215 views Asked by At

I'm trying to build a Django app for a translation crowdsourcing task.

For each task in the database, I have an is_completed boolean flag that is set when the user completes the task. I also have a 'give me a random task' button, which chooses from the list of uncompleted tasks.

My question is this. How do I prevent two users being given the same task, if one user clicks the button shortly after another?

I was thinking of setting a has_started flag on the row when a task is loaded, and removing started tasks from the list of random available tasks: but what if the user starts a task and then closes the page without finishing it, so it never gets unset? I'll end up with a lot of unfinished tasks.

Could I flag this in a cleverer way with session variables that expire, perhaps? But I know it's hard to capture the 'user closes page' event reliably in JavaScript.

Thanks!

4

There are 4 answers

0
slifty On BEST ANSWER

Instead of making has_started a flag, you could make it a timestamp and decide on a reasonable amount of time for task completion (which will allow you to assume that a task has been dropped after X minutes).

There is a risk that this will result in multiple translations of the same thing (i.e. if someone is really really slow and the job is recirculated early), but I think it will cover most cases.

0
teuneboon On

I would use locking, you add a field "lock_time" to your database. You update this to the current time as soon as a user starts a task. Then, with an event that's called every, let's say: 10 seconds in javascript, you update the lock_time. Now you can check if the lock_time is more than 30 seconds ago, if so: you "break" the lock.

0
John La Rooy On

You'll have to use a timeout. There are no javascript events for "user spills coffee on computer" or "user does a hard reset" etc.

0
GolezTrol On

I think you'd best set the userid and the startdate on start.

When you update a database like this --

UPDATE task t 
SET t.userid = :USERID, t.lastprogress = sysdate() 
WHERE t.userid is null and t.taskid = :TASKID

-- you will notice 0 modified records when a task is already assigned to a user. This addresses your first problem.

Then, when you save a last modified date, you can run a cron job to clean up abandoned tasks, being tasks that haven't been modified in a certain period of time. But this is a different problem altogether.
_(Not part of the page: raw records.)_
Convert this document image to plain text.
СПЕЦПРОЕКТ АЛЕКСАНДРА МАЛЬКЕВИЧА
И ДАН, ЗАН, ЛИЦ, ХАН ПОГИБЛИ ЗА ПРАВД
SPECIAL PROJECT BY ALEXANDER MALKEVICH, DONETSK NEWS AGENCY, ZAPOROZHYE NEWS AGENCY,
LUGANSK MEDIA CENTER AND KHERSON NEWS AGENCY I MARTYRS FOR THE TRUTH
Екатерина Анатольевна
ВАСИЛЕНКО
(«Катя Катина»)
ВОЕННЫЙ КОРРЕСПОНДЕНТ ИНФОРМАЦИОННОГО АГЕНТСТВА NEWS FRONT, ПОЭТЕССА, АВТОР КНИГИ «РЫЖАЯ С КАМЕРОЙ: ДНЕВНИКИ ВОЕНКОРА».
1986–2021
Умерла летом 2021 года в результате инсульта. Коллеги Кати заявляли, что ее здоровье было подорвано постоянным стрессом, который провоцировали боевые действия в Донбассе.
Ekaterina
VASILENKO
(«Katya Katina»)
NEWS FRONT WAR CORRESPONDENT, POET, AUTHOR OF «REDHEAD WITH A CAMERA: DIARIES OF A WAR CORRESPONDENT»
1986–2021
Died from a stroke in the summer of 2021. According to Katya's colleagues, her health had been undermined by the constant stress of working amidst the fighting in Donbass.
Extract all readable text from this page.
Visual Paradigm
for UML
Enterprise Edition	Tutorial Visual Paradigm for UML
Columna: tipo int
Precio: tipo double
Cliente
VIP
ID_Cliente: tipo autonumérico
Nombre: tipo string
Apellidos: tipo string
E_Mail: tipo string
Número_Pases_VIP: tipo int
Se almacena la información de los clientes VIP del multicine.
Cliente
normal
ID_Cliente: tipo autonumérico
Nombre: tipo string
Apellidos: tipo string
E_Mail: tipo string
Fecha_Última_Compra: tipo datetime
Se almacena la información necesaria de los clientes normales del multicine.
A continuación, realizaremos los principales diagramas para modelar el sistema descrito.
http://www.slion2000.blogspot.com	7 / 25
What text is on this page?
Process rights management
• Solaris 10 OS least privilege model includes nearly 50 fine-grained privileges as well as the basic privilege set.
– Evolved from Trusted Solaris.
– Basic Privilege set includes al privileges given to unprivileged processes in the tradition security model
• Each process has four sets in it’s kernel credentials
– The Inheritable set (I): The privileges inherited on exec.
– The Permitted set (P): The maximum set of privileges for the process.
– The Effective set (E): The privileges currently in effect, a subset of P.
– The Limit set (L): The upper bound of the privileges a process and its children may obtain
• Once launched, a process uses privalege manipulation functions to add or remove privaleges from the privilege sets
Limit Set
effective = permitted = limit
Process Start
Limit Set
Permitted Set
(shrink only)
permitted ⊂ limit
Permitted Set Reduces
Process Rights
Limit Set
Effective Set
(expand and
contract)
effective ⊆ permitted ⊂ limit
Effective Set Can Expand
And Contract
It's hard to find the right balance of deciding too early or too late whether a task is abandoned or not.

If every modification also updates this date, a user can even work on a task for a longer time, without it being stolen by someone else, as long as they do regular saves. Also, when saving the modification data (you can write a routine to do that), you can check if the userid still matches. If the userid of the task is NULL (cron decided 'abandoned') or another userid (abandoned task picked up by someone else), you can raise an error to tell the user that the task no longer belongs to them.